Amplifier, sound generator, speech processor chip's

To start we connect the -5 volts and the loudspeaker. The loudspeaker at pin 1+2 of J2, the -5 volts at TP4. We can remove the control LED.

We still need +12 volts on pin 17 and GND at pin 16 of J1. Keep the connection between C14 and C15. On top the -5 volts arriving at TP4 ( black wire) and the loudspeaker connected at J2 pins 1 and 2. To provide the +12 and the -5 volts use a power supply of a PC.

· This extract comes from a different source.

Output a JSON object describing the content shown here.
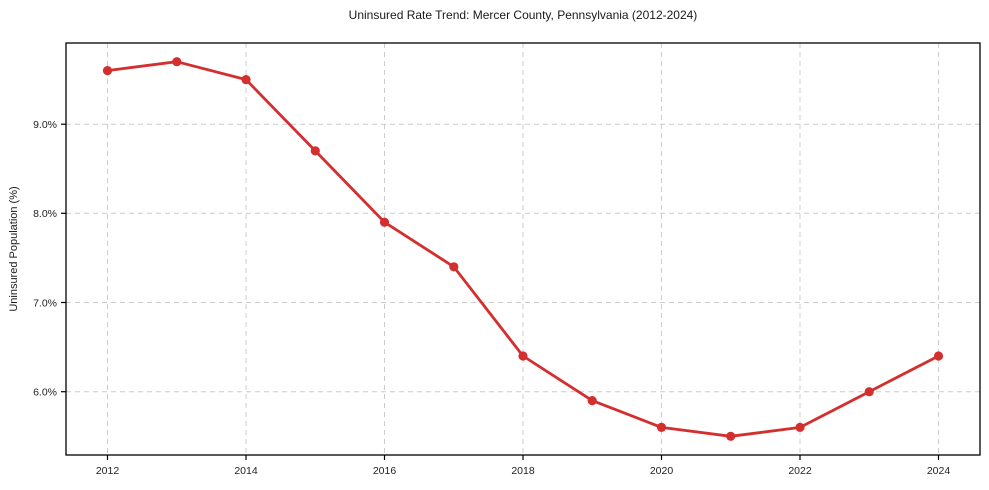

To test the amplifier, we inject some noise by putting our finger on different capacitors connecting the stages of the amplifier chain. Starting with C25, touching here will induce a loud humming sound, if not the TDA2002 U18 is bad. Checking the next stage we touch C24. If no humming IC14 is bad. Next is C19, if no humming here, U13 is bad. Another stage is C36, no humming again U14 tested now via another channel, and last one C35 another channel to test U13. If the amplifier stages are ok, we put all the original sound roms in place and launch the board again. Look at the 'on board' led; it should flash 5 times; The first three are for shure as they test the memory and the both PIA's who are certainly ok at this point. the 4the flash tells us the soundgenerator AY-3-8912 is ok and the last 5th flash means the speech processor TMS5200 is good. If the 4th or 5th flash were missing replace the sound generator or speech processor. If ok, push the button to launch all sounds of the board. When ever you have no flashes at all, replace the sound roms.

Last possibilities

If the board works ok on the bench and not in the machine, make sure you have -5 volts at TP4. The -5 volts is made from the 6.3 volts AC arriving at pins 7 and 10 of J1. Input at the 7905 stabilisator should be about -11 volts. If wrong, replace the diode and both capacitors, if ok and no output the 7905 is bad. Check also the connections and the loudspeaker of the machine.